«L’Etat doit revoir ses priorités»

Les prestations d’Espacefemmes sont en péril. Sans un financement pérenne, l’association sera dissoute

L’assocation espacefemmes œuvre depuis plus de 22 ans au service des femmes du canton de Fribourg.

Fribourg «Sans l’assurance d’un financement pérenne de ses prestations, Espacefemmes ne sera plus en mesure de maintenir sa palette d’activités.» L’association se verrait alors dissoute en juillet. C’est l’annonce qui a été faite hier soir aux membres de l’association, réunis en assemblée extraordinaire par visioconférence. Un centre de compétences au service des femmes du canton de Fribourg, actif depuis 22 ans et reconnu, risque ainsi de disparaître, relève Pascale Michel, directrice.
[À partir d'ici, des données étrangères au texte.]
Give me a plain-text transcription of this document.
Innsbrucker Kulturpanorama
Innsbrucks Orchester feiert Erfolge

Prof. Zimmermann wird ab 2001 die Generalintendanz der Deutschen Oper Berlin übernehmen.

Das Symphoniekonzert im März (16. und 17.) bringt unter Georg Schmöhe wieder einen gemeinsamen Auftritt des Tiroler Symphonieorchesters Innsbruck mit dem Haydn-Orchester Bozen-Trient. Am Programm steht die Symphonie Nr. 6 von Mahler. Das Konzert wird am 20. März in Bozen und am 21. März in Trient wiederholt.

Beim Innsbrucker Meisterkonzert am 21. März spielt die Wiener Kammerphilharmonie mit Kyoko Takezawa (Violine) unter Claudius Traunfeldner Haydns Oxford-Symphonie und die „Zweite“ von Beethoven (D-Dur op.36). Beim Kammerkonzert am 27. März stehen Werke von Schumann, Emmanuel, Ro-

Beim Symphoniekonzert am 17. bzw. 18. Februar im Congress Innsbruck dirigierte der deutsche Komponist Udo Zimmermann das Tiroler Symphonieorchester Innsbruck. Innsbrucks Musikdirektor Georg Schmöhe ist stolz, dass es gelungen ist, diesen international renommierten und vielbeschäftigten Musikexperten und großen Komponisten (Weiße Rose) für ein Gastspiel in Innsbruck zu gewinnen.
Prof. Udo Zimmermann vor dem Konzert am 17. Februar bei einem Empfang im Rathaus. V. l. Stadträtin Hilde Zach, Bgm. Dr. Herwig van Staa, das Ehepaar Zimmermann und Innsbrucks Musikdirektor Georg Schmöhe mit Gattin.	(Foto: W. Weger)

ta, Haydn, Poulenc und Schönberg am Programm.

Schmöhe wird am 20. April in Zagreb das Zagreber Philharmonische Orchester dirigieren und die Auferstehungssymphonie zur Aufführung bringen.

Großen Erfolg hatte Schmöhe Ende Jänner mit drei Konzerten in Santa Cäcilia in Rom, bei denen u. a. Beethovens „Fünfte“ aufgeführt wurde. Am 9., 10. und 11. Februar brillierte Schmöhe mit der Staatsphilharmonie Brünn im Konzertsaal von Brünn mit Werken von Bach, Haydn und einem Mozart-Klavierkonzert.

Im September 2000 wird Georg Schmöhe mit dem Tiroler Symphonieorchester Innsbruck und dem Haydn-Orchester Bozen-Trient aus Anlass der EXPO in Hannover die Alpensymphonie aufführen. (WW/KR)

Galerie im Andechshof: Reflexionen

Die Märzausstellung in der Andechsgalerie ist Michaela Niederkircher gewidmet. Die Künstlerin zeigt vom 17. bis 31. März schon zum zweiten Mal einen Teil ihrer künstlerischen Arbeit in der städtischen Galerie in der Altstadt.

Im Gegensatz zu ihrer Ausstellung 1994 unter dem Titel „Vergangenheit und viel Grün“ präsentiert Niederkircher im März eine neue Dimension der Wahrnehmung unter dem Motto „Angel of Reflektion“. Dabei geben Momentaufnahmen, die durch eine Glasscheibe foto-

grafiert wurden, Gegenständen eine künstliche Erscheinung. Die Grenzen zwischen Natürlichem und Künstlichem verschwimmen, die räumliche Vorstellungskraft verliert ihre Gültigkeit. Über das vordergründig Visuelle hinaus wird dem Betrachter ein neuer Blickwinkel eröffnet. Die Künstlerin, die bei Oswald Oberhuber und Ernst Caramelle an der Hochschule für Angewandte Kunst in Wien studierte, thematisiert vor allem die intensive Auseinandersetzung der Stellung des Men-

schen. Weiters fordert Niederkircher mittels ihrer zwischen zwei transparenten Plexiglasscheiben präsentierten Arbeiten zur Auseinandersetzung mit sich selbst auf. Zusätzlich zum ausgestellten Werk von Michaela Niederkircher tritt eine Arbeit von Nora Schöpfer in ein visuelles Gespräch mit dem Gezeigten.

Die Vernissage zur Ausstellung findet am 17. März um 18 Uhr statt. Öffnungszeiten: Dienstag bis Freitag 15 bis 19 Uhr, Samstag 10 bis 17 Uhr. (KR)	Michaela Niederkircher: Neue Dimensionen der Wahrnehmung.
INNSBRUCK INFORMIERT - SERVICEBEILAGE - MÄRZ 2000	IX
Le budget 2021 prévoit en effet un déficit de 75 000 francs pour des charges de 840 000 fr. Ce, malgré un plan de redressement établi avec le canton à la fin 2018 qui «a bien fonctionné, aussi grâce à un grand élan de solidarité». Combiné à une réduction drastique des charges, il a permis un résultat positif de 1500 francs en 2019. Mais trois facteurs expliquent le déficit 2021 après une année 2020 déjà en rouge, note la directrice: «La recherche de fonds n’a pas donné les résultats escomptés, les donateurs étant eux-mêmes touchés par la crise. La pandémie a induit une baisse de fréquentation donc des contributions. D’où une baisse du chiffre d’affaires de 45%. Enfin, cela ne tient pas au niveau structurel.»

Recettes insuffisantes

En effet, la Confédération a stoppé son soutien en 2018, mais le canton ne l’a pas repris. «Sans les subventions pour le conseil juridique et en vie professionnelle, nous avons dû stopper en 2018 et en 2020 ces activités pourtant demandées. Nous avons dû couper dans les services, rogner sur les dépenses. Nous avons fait notre part! Le Covid-19 a joué un rôle d’accélérateur, mais le problème de fond, préexistant, est que nous n’avons pas les moyens de financer nos prestations!»

Or, les prestations proposées par l’association et subventionnées par l’Etat, telles que les cours de langue ou ateliers santé et prévention, se sont fortement développées ces dernières années. D’où le besoin d’une «vraie réponse politique» pour planifier leur développement. Espacefemmes a rencontré les autorités cantonales fin octobre. Mais si l’échange a été «constructif», rien de fondamental n’a bougé: «Soit on estime que nos prestations sont nécessaires et on les finance. Soit nous arrêtons. Nous voulons une réelle prise en compte, usés d’être toujours à la limite.» Et de relever qu’il ne s’agit pas de sauver Espacefemmes mais de se demander si Fribourg veut continuer à offrir des prestations de qualité: «C’est une question de collaboration de l’Etat avec le tissu associatif, le problème touche toutes les structures gérant la précarité, elles-mêmes ainsi précarisées», pointe-t-elle.

Espacefemmes est en l’occurrence financée à hauteur de 330 000 francs par le canton (Direction de la santé et des affaires sociales, Bureau d’intégration des migrants et prévention du racisme, etc.), par la Loterie romande à hauteur de 220 000 francs et pour 30 000 francs par la commune. Le reste par les factures et cotisations pour un total de 760 000 francs. Or, les charges 2021 s’élèvent à près de 840 000 francs, avec pour coût central les salaires: «Le travail de qualité avec du personnel certifié a un coût. Nous ne pouvons limer davantage, nous n’avons déjà rien pour la formation continue ou l’infrastructure!»

Dans l’idéal, Espacefemmes, qui travaille avec trois directions, souhaiterait obtenir un mandat de prestation global pour un ensemble d’offres. Mais, consciente de la complexité de la requête, l’association espère au moins voir certaines prestations davantage subventionnées. «Il nous manquerait à terme 50 000 francs dès 2022, une fois l’effet Covid-19 estompé, pour assurer un fonctionnement correct.» Un montant restant à affiner, le budget ayant été élaboré considérant que seul le premier semestre serait impacté par la pandémie et que la fréquentation remonterait.

«Une structure unique»

«Nous sommes conscients que la période est difficile pour tous, assure la directrice, mais il s’agit de se poser une question: est-ce une priorité de soutenir les femmes?» Et de souligner l’ironie que représenterait la disparition d’une structure unique en son genre, «seule sur Fribourg travaillant à renforcer la capacité d’agir et l’autonomie de toutes femmes, dans un milieu non mixte», devant l’élan suscité par le mouvement #MeToo et les revendications pour l’égalité hommes/femmes. Sans compter le coronavirus, qui péjore encore la situation des femmes.